Holding for “everyone does everything” approach for too long is deadly for the project even when we are talking about involvement of just a single team (all team members share tasks together) as it leads to:

  • participants feeling overwhelmed with the amount of information, meetings and perceived complexity;
  • the project moving very slow as each fact, each step, and each decision is socialized with every other team member;
  • decision-making (as small as choosing a stance of a particular department on some issue) becomes unreliable as it is spread very thin among large group of people.

That’s the moment when workstreams (sometimes named project streams) come to play. Workstreams break down large projects into smaller, highly focused parts with their own goals and objectives, making it easier to plan, monitor, and execute their activities.

A workstream is a way to divide and conquer large projects. Make sure you decompose both the tasks and workstreams enough for a reasonably sized team to handle it. A team too big can start from as little as 4 people, if none of them is designated responsible for the stream.

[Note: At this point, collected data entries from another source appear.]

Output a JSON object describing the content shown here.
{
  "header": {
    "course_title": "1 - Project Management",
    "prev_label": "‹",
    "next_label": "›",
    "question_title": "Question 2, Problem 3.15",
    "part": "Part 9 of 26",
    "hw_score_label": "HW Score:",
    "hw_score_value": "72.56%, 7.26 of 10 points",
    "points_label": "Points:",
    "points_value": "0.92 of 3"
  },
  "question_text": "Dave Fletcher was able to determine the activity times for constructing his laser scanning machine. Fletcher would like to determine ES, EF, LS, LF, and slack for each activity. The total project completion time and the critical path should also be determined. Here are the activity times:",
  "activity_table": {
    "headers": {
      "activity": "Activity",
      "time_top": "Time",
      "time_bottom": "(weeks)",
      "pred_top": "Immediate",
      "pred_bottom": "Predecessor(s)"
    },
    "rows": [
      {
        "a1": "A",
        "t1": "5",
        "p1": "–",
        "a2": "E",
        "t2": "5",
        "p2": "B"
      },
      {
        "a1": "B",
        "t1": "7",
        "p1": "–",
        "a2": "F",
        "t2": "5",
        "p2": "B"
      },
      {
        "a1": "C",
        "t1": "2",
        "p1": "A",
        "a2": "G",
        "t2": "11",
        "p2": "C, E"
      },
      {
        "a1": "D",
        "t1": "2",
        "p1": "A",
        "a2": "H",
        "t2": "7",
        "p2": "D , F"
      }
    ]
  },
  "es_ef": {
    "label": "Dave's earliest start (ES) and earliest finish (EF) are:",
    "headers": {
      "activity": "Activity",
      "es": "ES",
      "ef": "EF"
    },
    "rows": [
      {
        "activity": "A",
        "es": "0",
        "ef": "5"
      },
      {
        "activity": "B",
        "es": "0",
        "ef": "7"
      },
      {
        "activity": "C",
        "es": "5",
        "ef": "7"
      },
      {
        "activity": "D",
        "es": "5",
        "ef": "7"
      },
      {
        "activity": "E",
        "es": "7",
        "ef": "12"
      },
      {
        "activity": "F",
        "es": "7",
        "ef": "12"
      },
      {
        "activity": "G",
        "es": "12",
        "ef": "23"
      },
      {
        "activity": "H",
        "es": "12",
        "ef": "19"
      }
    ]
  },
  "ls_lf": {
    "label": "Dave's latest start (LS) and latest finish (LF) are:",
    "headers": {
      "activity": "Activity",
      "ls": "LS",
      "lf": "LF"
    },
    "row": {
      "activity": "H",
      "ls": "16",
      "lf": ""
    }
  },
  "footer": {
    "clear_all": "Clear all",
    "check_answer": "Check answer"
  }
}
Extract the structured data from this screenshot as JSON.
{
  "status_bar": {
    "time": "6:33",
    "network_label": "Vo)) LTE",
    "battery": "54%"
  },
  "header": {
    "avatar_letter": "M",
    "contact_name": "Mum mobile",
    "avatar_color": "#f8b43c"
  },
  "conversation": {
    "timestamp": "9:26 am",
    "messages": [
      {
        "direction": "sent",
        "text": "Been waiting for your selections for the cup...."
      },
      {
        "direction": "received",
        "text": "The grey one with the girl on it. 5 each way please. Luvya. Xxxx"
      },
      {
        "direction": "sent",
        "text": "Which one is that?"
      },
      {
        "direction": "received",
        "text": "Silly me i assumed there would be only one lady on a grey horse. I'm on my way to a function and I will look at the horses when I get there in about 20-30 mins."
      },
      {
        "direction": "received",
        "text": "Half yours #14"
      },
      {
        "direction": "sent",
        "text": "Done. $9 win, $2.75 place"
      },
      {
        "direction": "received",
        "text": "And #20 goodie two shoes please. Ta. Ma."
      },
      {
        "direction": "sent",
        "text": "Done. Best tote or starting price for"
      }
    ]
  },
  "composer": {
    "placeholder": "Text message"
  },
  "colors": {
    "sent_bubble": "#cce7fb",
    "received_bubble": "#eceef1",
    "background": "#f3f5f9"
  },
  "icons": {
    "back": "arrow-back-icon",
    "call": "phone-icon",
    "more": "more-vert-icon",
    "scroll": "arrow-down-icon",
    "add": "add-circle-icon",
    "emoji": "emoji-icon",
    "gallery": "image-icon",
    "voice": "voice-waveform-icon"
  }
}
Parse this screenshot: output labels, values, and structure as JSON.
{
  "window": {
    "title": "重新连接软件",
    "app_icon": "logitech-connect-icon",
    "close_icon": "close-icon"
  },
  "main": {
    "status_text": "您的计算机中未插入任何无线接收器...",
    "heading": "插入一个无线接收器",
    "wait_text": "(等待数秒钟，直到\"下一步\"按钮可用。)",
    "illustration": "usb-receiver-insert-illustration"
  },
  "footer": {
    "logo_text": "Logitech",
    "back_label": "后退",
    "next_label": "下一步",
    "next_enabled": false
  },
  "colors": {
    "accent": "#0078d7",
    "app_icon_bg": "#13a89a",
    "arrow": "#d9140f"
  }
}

This small stream team must be able to repeatedly handle tasks together, sharing all the available information and visiting all the same meetings. In IT, a team of two analysts with the same role and skillset, being Maker and Checker, makes a perfect case to handle a stream involving other people temporarily when necessary. Then, you may add a third member who, for example, has more advanced technical knowledge and therefore creates benefit with his perspective.

When you choose to set up a workstream, make sure to:

  1. Define its objectives and goals.
  2. List workstream participants.
  3. Delegate responsibility over the stream to a single person.
  4. Establish communication processes between the stream and larger project team.
  5. Create a plan for integrating workstream’s deliverables back into the whole.

In conclusion, the mistake of “everyone does everything” on large projects can lead to serious risks and project failure. Utilizing workstreams, avoiding common project management mistakes, and learning from failed projects are essential aspects of managing large projects effectively.